Other elements of the Drugs and Magic Remedies Act of 1954 try to combat the crippling effects of India's widespread superstitious practises.
Respective State Laws
Maharashtra Prevention and Eradication of Human Sacrifice and other Inhuman, Evil and Aghori Practices and Black Magic Act
The Assam Witch Hunting (Prohibition, Prevention and Protection) Act, 2015.
Karnataka Prevention and Eradication of Inhuman Evil Practices and Black Magic Act, 2017 came into effect in January 2020.
Bihar was the first State to enact a law to prevent witchcraft, identification of a woman as a witch and“eliminate torture, humiliation and killing of women.” The Prevention of Witch (Daain) Practices Act came into force in 1999. Whoever identifies a person as a "witch" and assists in this identification faces up to three months in jail, a 1,000 fine, or both.

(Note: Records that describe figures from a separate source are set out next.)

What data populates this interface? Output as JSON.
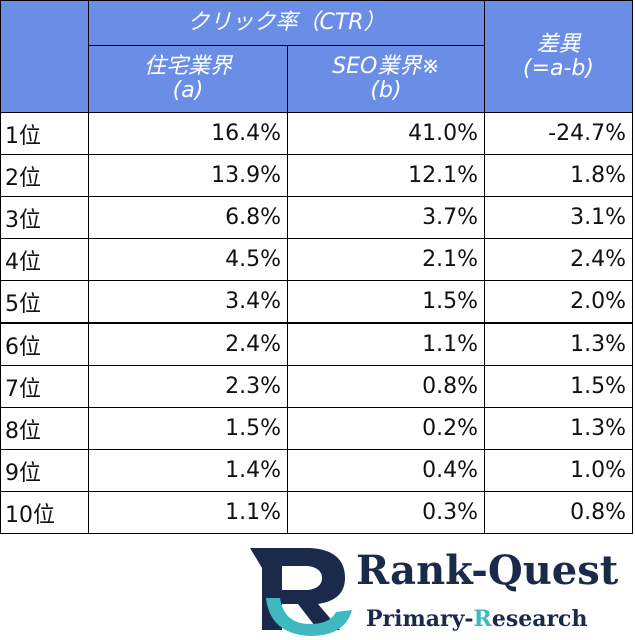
{
  "table": {
    "header": {
      "group": "クリック率（CTR）",
      "col_a": [
        "住宅業界",
        "(a)"
      ],
      "col_b": [
        "SEO業界※",
        "(b)"
      ],
      "col_diff": [
        "差異",
        "(=a-b)"
      ]
    },
    "rows": [
      [
        "1位",
        "16.4%",
        "41.0%",
        "-24.7%"
      ],
      [
        "2位",
        "13.9%",
        "12.1%",
        "1.8%"
      ],
      [
        "3位",
        "6.8%",
        "3.7%",
        "3.1%"
      ],
      [
        "4位",
        "4.5%",
        "2.1%",
        "2.4%"
      ],
      [
        "5位",
        "3.4%",
        "1.5%",
        "2.0%"
      ],
      [
        "6位",
        "2.4%",
        "1.1%",
        "1.3%"
      ],
      [
        "7位",
        "2.3%",
        "0.8%",
        "1.5%"
      ],
      [
        "8位",
        "1.5%",
        "0.2%",
        "1.3%"
      ],
      [
        "9位",
        "1.4%",
        "0.4%",
        "1.0%"
      ],
      [
        "10位",
        "1.1%",
        "0.3%",
        "0.8%"
      ]
    ]
  },
  "logo": {
    "name": "Rank-Quest",
    "tagline": [
      "Primary-",
      "R",
      "esearch"
    ]
  }
}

Need For State Intervention
Allowing the unfettered continuation of such activities breaches Articles 14 and 21 of the Indian Constitution, which protect an individual's right to equality and right to life, respectively. In the absence of steps to combat superstitions, unscientific and irrational practises such as faith healing, quackery, and disinformation about medical treatments can flourish, which can have major negative impacts on public order and citizen health.
However, it is important to keep in mind that introducing legislation to address this social issue will only be half the battle won, as meaningful reform will require raising public awareness through information campaigns and enlisting community/religious leaders to dispel myths surrounding these practises.